Having semi-colons (or line breaks, pick one) makes the compiler vastly simpler and error messages more readable.
But contrary to what other people have said, neither form of delimiters (as an absolute) is strictly necessary.
Consider, for example, Haskell, which doesn’t have either. Even the current version of VB allows line breaks in many places inside a statement, as does Python. Neither requires line continuations in many places.
For example, VB now allows the following code:
Dim result = From element in collection
Where element < threshold
Select element
No statement delimiters, no line continuations, and yet no ambiguities whatsoever.
Theoretically, this could be driven much further. All ambiguities can be eliminated (again, look at Haskell) by introducing some rules. But again, this makes the parser much more complicated (it has to be context sensitive in a lot of places, e.g. your return example, which cannot be resolved without first knowing the return type of the function). And again, it makes it much harder to output meaningful diagnostics since an erroneous line break could mean any of several things so the compiler cannot know which error the user has made, and not even where the error was made.
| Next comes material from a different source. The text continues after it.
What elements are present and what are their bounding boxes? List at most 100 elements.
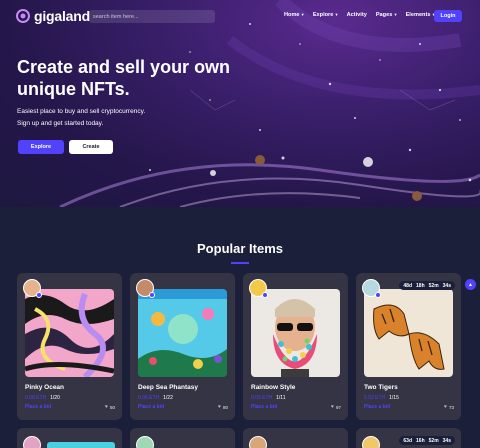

In C programs semicolons are statement terminators, not separators. You might want to read this fun article.
+1 to you both.
The semi-colon is a command line delimiter, unlike VB, python etc. C and C++ ignore white space within lines of code including carriage returns! This was originally because at inception of C computer monitors could only cope with 80 characters of text and as C++ is based on the C specification it followed suit.
I could post up the question "Why must I keep getting errors about missing \ characters in VB when I try and write code over several lines, surely if VB knows of the problem it can insert it?"
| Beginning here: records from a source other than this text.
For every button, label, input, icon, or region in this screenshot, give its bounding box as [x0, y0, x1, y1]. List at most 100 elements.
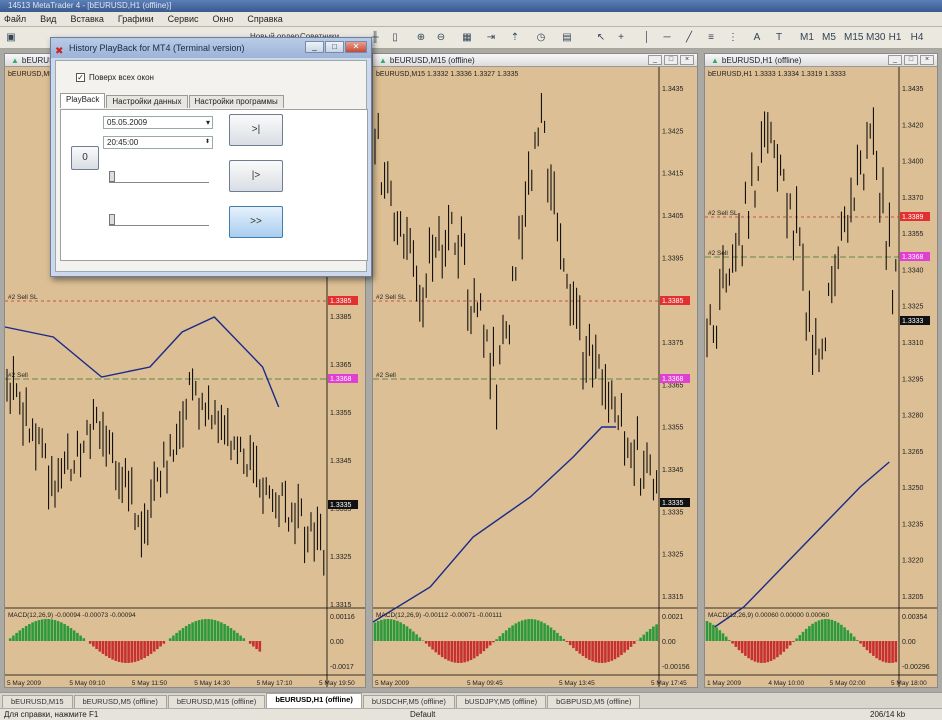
fibo-icon[interactable]: ⋮ [726, 31, 740, 45]
price-tick-label: 1.3405 [662, 213, 684, 220]
dialog-minimize-button[interactable]: _ [305, 41, 324, 53]
app-title: 14513 MetaTrader 4 - [bEURUSD,H1 (offlin… [8, 1, 172, 10]
menu-tools[interactable]: Сервис [168, 14, 199, 24]
price-tag-label: 1.3368 [662, 376, 684, 383]
fast-forward-button[interactable]: >> [229, 206, 283, 238]
dialog-title: History PlayBack for MT4 (Terminal versi… [69, 43, 245, 53]
status-traffic: 206/14 kb [870, 710, 906, 719]
tab-chart[interactable]: bEURUSD,M15 (offline) [167, 695, 266, 708]
tf-m5[interactable]: M5 [822, 31, 836, 45]
price-tag-label: 1.3368 [902, 254, 924, 261]
tile-icon[interactable]: ▦ [460, 31, 474, 45]
price-tick-label: 1.3435 [902, 86, 924, 93]
price-tick-label: 1.3205 [902, 594, 924, 601]
macd-label: MACD(12,26,9) 0.00060 0.00000 0.00060 [708, 612, 829, 619]
tab-chart[interactable]: bUSDCHF,M5 (offline) [362, 695, 455, 708]
candles-icon[interactable]: ▯ [388, 31, 402, 45]
indicators-icon[interactable]: ⇡ [508, 31, 522, 45]
tab-chart-active[interactable]: bEURUSD,H1 (offline) [266, 693, 362, 708]
menu-view[interactable]: Вид [40, 14, 56, 24]
price-tag-label: 1.3389 [902, 214, 924, 221]
price-tick-label: 1.3355 [330, 410, 352, 417]
minimize-button[interactable]: _ [648, 55, 662, 65]
maximize-button[interactable]: □ [904, 55, 918, 65]
label-icon[interactable]: T [772, 31, 786, 45]
tf-m30[interactable]: M30 [866, 31, 885, 45]
step-forward-button[interactable]: >| [229, 114, 283, 146]
dialog-titlebar[interactable]: ✖ History PlayBack for MT4 (Terminal vers… [51, 38, 371, 58]
position-slider[interactable] [109, 171, 209, 183]
spinner-icon[interactable]: ⬍ [205, 137, 210, 148]
menu-charts[interactable]: Графики [118, 14, 154, 24]
close-button[interactable]: × [920, 55, 934, 65]
menu-file[interactable]: Файл [4, 14, 26, 24]
tab-data-settings[interactable]: Настройки данных [106, 95, 188, 108]
menu-help[interactable]: Справка [247, 14, 282, 24]
price-chart[interactable]: bEURUSD,M15 1.3332 1.3336 1.3327 1.3335 1… [372, 67, 697, 687]
time-tick-label: 5 May 09:10 [69, 680, 105, 687]
templates-icon[interactable]: ▤ [560, 31, 574, 45]
always-on-top-checkbox[interactable]: ✓ Поверх всех окон [76, 73, 154, 82]
hline-icon[interactable]: ─ [660, 31, 674, 45]
autoscroll-icon[interactable]: ⇥ [484, 31, 498, 45]
dialog-body: ✓ Поверх всех окон PlayBack Настройки дан… [55, 60, 368, 272]
dialog-close-button[interactable]: ✕ [345, 41, 367, 53]
zoom-out-icon[interactable]: ⊖ [434, 31, 448, 45]
periods-icon[interactable]: ◷ [534, 31, 548, 45]
price-tag-label: 1.3333 [902, 318, 924, 325]
chart-window-h1[interactable]: ▲ bEURUSD,H1 (offline) _ □ × bEURUSD,H1 1.3… [704, 53, 938, 688]
new-chart-icon[interactable]: ▣ [4, 31, 18, 45]
menu-window[interactable]: Окно [213, 14, 234, 24]
playback-dialog: ✖ History PlayBack for MT4 (Terminal vers… [50, 37, 372, 277]
menu-insert[interactable]: Вставка [70, 14, 103, 24]
trendline-icon[interactable]: ╱ [682, 31, 696, 45]
time-spinner[interactable]: 20:45:00 ⬍ [103, 136, 213, 149]
price-tag-label: 1.3385 [662, 298, 684, 305]
maximize-button[interactable]: □ [664, 55, 678, 65]
price-tick-label: 1.3265 [902, 449, 924, 456]
crosshair-icon[interactable]: + [614, 31, 628, 45]
price-chart[interactable]: bEURUSD,H1 1.3333 1.3334 1.3319 1.3333 1.… [705, 67, 937, 687]
tf-m15[interactable]: M15 [844, 31, 863, 45]
dialog-maximize-button[interactable]: □ [325, 41, 344, 53]
chart-window-m15[interactable]: ▲ bEURUSD,M15 (offline) _ □ × bEURUSD,M15 1… [372, 53, 698, 688]
channel-icon[interactable]: ≡ [704, 31, 718, 45]
order-label-sl: #2 Sell SL [708, 210, 738, 217]
playback-panel: 0 05.05.2009 ▾ 20:45:00 ⬍ >| |> >> [60, 109, 368, 261]
tab-program-settings[interactable]: Настройки программы [188, 95, 284, 108]
slider-thumb[interactable] [109, 214, 115, 225]
calendar-dropdown-icon[interactable]: ▾ [206, 117, 210, 128]
tab-playback[interactable]: PlayBack [60, 93, 106, 108]
play-button[interactable]: |> [229, 160, 283, 192]
price-tick-label: 1.3395 [662, 255, 684, 262]
tab-chart[interactable]: bEURUSD,M5 (offline) [73, 695, 167, 708]
chart-svg: bEURUSD,H1 1.3333 1.3334 1.3319 1.3333 1.… [705, 67, 937, 687]
tf-h1[interactable]: H1 [888, 31, 902, 45]
chart-window-icon: ▲ [711, 56, 719, 65]
price-tick-label: 1.3345 [662, 467, 684, 474]
tab-chart[interactable]: bEURUSD,M15 [2, 695, 73, 708]
slider-thumb[interactable] [109, 171, 115, 182]
order-label-sell: #2 Sell [8, 372, 28, 379]
tf-h4[interactable]: H4 [910, 31, 924, 45]
macd-tick-label: 0.00354 [902, 614, 927, 621]
macd-tick-label: -0.00156 [662, 664, 690, 671]
stop-button[interactable]: 0 [71, 146, 99, 170]
price-tag-label: 1.3385 [330, 298, 352, 305]
minimize-button[interactable]: _ [888, 55, 902, 65]
order-label-sl: #2 Sell SL [376, 294, 406, 301]
app-titlebar: 14513 MetaTrader 4 - [bEURUSD,H1 (offlin… [0, 0, 942, 12]
close-button[interactable]: × [680, 55, 694, 65]
cursor-icon[interactable]: ↖ [594, 31, 608, 45]
zoom-in-icon[interactable]: ⊕ [414, 31, 428, 45]
vline-icon[interactable]: │ [640, 31, 654, 45]
chart-tabs: bEURUSD,M15 bEURUSD,M5 (offline) bEURUSD… [0, 692, 942, 708]
text-icon[interactable]: A [750, 31, 764, 45]
tab-chart[interactable]: bGBPUSD,M5 (offline) [547, 695, 641, 708]
tf-m1[interactable]: M1 [800, 31, 814, 45]
date-picker[interactable]: 05.05.2009 ▾ [103, 116, 213, 129]
tab-chart[interactable]: bUSDJPY,M5 (offline) [455, 695, 547, 708]
speed-slider[interactable] [109, 214, 209, 226]
price-tick-label: 1.3375 [662, 340, 684, 347]
time-tick-label: 5 May 02:00 [830, 680, 866, 687]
Auto insertion as has already been pointed out could be a nightmare, especially on code that wraps onto a second line.
I won't extend much of the need for semi-colon vs line continuation characters, both have advantages and disadvantages and in the end it's a simple language design choice (even though it affects all the users).
I am more worried about the suggestion for the compiler to fix the code.
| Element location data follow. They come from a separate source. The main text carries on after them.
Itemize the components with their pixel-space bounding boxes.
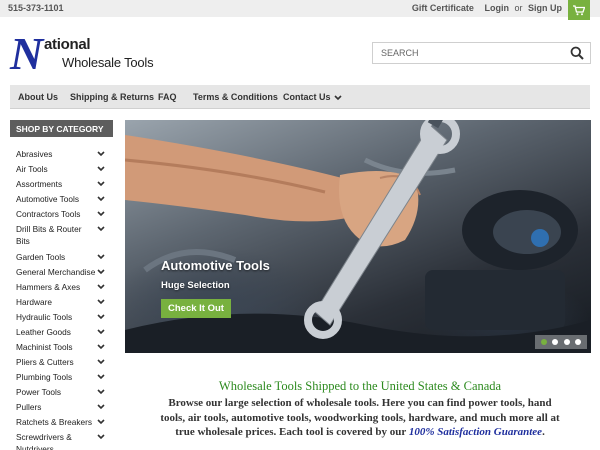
sidebar-category-item[interactable]: Ratchets & Breakers [10, 416, 113, 428]
sidebar-category-item[interactable]: Machinist Tools [10, 341, 113, 353]
chevron-down-icon[interactable] [97, 181, 105, 187]
search-input[interactable]: SEARCH [381, 48, 419, 58]
slider-pagination [535, 335, 587, 349]
nav-shipping-returns[interactable]: Shipping & Returns [70, 92, 154, 102]
chevron-down-icon[interactable] [97, 151, 105, 157]
nav-contact-label: Contact Us [283, 92, 331, 102]
sidebar-category-label: Contractors Tools [16, 209, 81, 219]
sidebar-category-item[interactable]: Plumbing Tools [10, 371, 113, 383]
welcome-body-end: . [542, 426, 545, 438]
category-sidebar: SHOP BY CATEGORY Abrasives Air Tools Assor… [10, 120, 113, 450]
slide-dot[interactable] [575, 339, 582, 345]
logo-letter: N [10, 28, 44, 79]
sidebar-category-label: Garden Tools [16, 252, 66, 262]
chevron-down-icon[interactable] [97, 269, 105, 275]
top-bar: 515-373-1101 Gift Certificate Login or S… [0, 0, 600, 17]
cart-icon [573, 4, 585, 15]
hero-subtitle: Huge Selection [161, 280, 230, 291]
search-box[interactable]: SEARCH [372, 42, 591, 64]
sidebar-category-item[interactable]: Automotive Tools [10, 193, 113, 205]
sidebar-category-item[interactable]: Power Tools [10, 386, 113, 398]
slide-dot[interactable] [540, 339, 547, 345]
login-link[interactable]: Login [484, 3, 509, 13]
welcome-heading: Wholesale Tools Shipped to the United St… [218, 379, 502, 393]
sidebar-category-item[interactable]: Assortments [10, 178, 113, 190]
chevron-down-icon[interactable] [97, 166, 105, 172]
sidebar-category-item[interactable]: Drill Bits & Router Bits [10, 223, 113, 246]
nav-contact-us[interactable]: Contact Us [283, 92, 342, 102]
chevron-down-icon[interactable] [97, 254, 105, 260]
sidebar-category-item[interactable]: Contractors Tools [10, 208, 113, 220]
sidebar-category-item[interactable]: Screwdrivers & Nutdrivers [10, 431, 113, 450]
nav-about-us[interactable]: About Us [18, 92, 58, 102]
logo-line-1: ational [44, 36, 91, 53]
chevron-down-icon[interactable] [97, 211, 105, 217]
hero-image [125, 120, 591, 353]
satisfaction-guarantee-link[interactable]: 100% Satisfaction Guarantee [409, 426, 542, 438]
or-text: or [514, 3, 523, 13]
hero-title: Automotive Tools [161, 258, 270, 273]
sidebar-category-label: Pliers & Cutters [16, 357, 74, 367]
sidebar-category-label: Screwdrivers & Nutdrivers [16, 432, 72, 450]
sidebar-category-label: Ratchets & Breakers [16, 417, 93, 427]
sidebar-category-label: Automotive Tools [16, 194, 80, 204]
sidebar-category-item[interactable]: General Merchandise [10, 266, 113, 278]
chevron-down-icon[interactable] [97, 329, 105, 335]
sidebar-heading: SHOP BY CATEGORY [10, 120, 113, 137]
nav-faq[interactable]: FAQ [158, 92, 177, 102]
phone-number[interactable]: 515-373-1101 [8, 3, 64, 13]
chevron-down-icon[interactable] [97, 196, 105, 202]
sidebar-category-label: Pullers [16, 402, 42, 412]
chevron-down-icon[interactable] [97, 434, 105, 440]
sidebar-category-label: Leather Goods [16, 327, 71, 337]
sidebar-category-item[interactable]: Hydraulic Tools [10, 311, 113, 323]
slide-dot[interactable] [563, 339, 570, 345]
chevron-down-icon [334, 95, 342, 100]
account-links: Gift Certificate Login or Sign Up [404, 3, 562, 13]
sidebar-category-label: General Merchandise [16, 267, 96, 277]
sidebar-category-item[interactable]: Pullers [10, 401, 113, 413]
chevron-down-icon[interactable] [97, 404, 105, 410]
chevron-down-icon[interactable] [97, 299, 105, 305]
main-nav: About Us Shipping & Returns FAQ Terms & … [10, 85, 590, 109]
sidebar-category-label: Abrasives [16, 149, 53, 159]
sidebar-category-item[interactable]: Hammers & Axes [10, 281, 113, 293]
sidebar-category-label: Machinist Tools [16, 342, 73, 352]
sidebar-category-label: Air Tools [16, 164, 48, 174]
site-logo[interactable]: N ational Wholesale Tools [10, 31, 160, 77]
chevron-down-icon[interactable] [97, 284, 105, 290]
chevron-down-icon[interactable] [97, 226, 105, 232]
chevron-down-icon[interactable] [97, 419, 105, 425]
sidebar-category-item[interactable]: Leather Goods [10, 326, 113, 338]
sidebar-category-label: Drill Bits & Router Bits [16, 224, 82, 246]
sidebar-category-label: Plumbing Tools [16, 372, 73, 382]
sidebar-category-label: Hammers & Axes [16, 282, 81, 292]
chevron-down-icon[interactable] [97, 344, 105, 350]
chevron-down-icon[interactable] [97, 389, 105, 395]
sidebar-category-label: Power Tools [16, 387, 62, 397]
sidebar-category-item[interactable]: Hardware [10, 296, 113, 308]
sign-up-link[interactable]: Sign Up [528, 3, 562, 13]
sidebar-category-item[interactable]: Air Tools [10, 163, 113, 175]
chevron-down-icon[interactable] [97, 359, 105, 365]
chevron-down-icon[interactable] [97, 374, 105, 380]
sidebar-category-item[interactable]: Garden Tools [10, 251, 113, 263]
hero-slider[interactable]: Automotive Tools Huge Selection Check It… [125, 120, 591, 353]
welcome-body: Browse our large selection of wholesale … [160, 396, 560, 440]
check-it-out-button[interactable]: Check It Out [161, 299, 231, 318]
logo-line-2: Wholesale Tools [62, 55, 154, 70]
sidebar-category-label: Hydraulic Tools [16, 312, 73, 322]
sidebar-category-label: Hardware [16, 297, 52, 307]
slide-dot[interactable] [552, 339, 559, 345]
chevron-down-icon[interactable] [97, 314, 105, 320]
nav-terms-conditions[interactable]: Terms & Conditions [193, 92, 278, 102]
sidebar-category-item[interactable]: Pliers & Cutters [10, 356, 113, 368]
cart-button[interactable] [568, 0, 590, 20]
welcome-section: Wholesale Tools Shipped to the United St… [160, 379, 560, 440]
sidebar-category-item[interactable]: Abrasives [10, 148, 113, 160]
gift-certificate-link[interactable]: Gift Certificate [412, 3, 474, 13]
search-icon[interactable] [570, 46, 584, 60]
sidebar-category-label: Assortments [16, 179, 63, 189]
If you have ever seen a marvelous tool (such as... hum let's pick up a merge tool) and the way it does its automated work, you would be very glad indeed that the compiler did not modify the code. Ultimately if the compiler knew how to fix the code, then it would mean it knew your intent, and thought transmission has not been implemented yet.
As for the warning ? Any programmer worth its salt knows that warnings should be treated as errors (and compilation stopped) so what would be the advantage ?
int sdf = 1,df=2;
sdf=1 df =2
I think the general problem is that without the semicolon there's no telling what the programmer could have actually have meant (e.g may-be the second line was intended as sdf = 1 + df - 2; with serious typos). Something like this might well result from completely arbitrary typos and have any intended meaning, wherefore it might not be such a good idea after all to have the compiler silently "correct" errors.
You may also have noticed that you often get "expected semicolon" where the real problem is not a lack of a semicolon but something completely different instead. Imagine a malformed expression that the compiler could make sense out of by silently going and inserting semicolons.
The semicolon may seem redundant but it is a simple way for the programmer to confirm "yes, that was my intention".
Also, warnings instead of compiler errors are too weak. People compile code with warnings off, ignore warnings they get, and AFAIK the standard never prescribes what the compiler must warn about.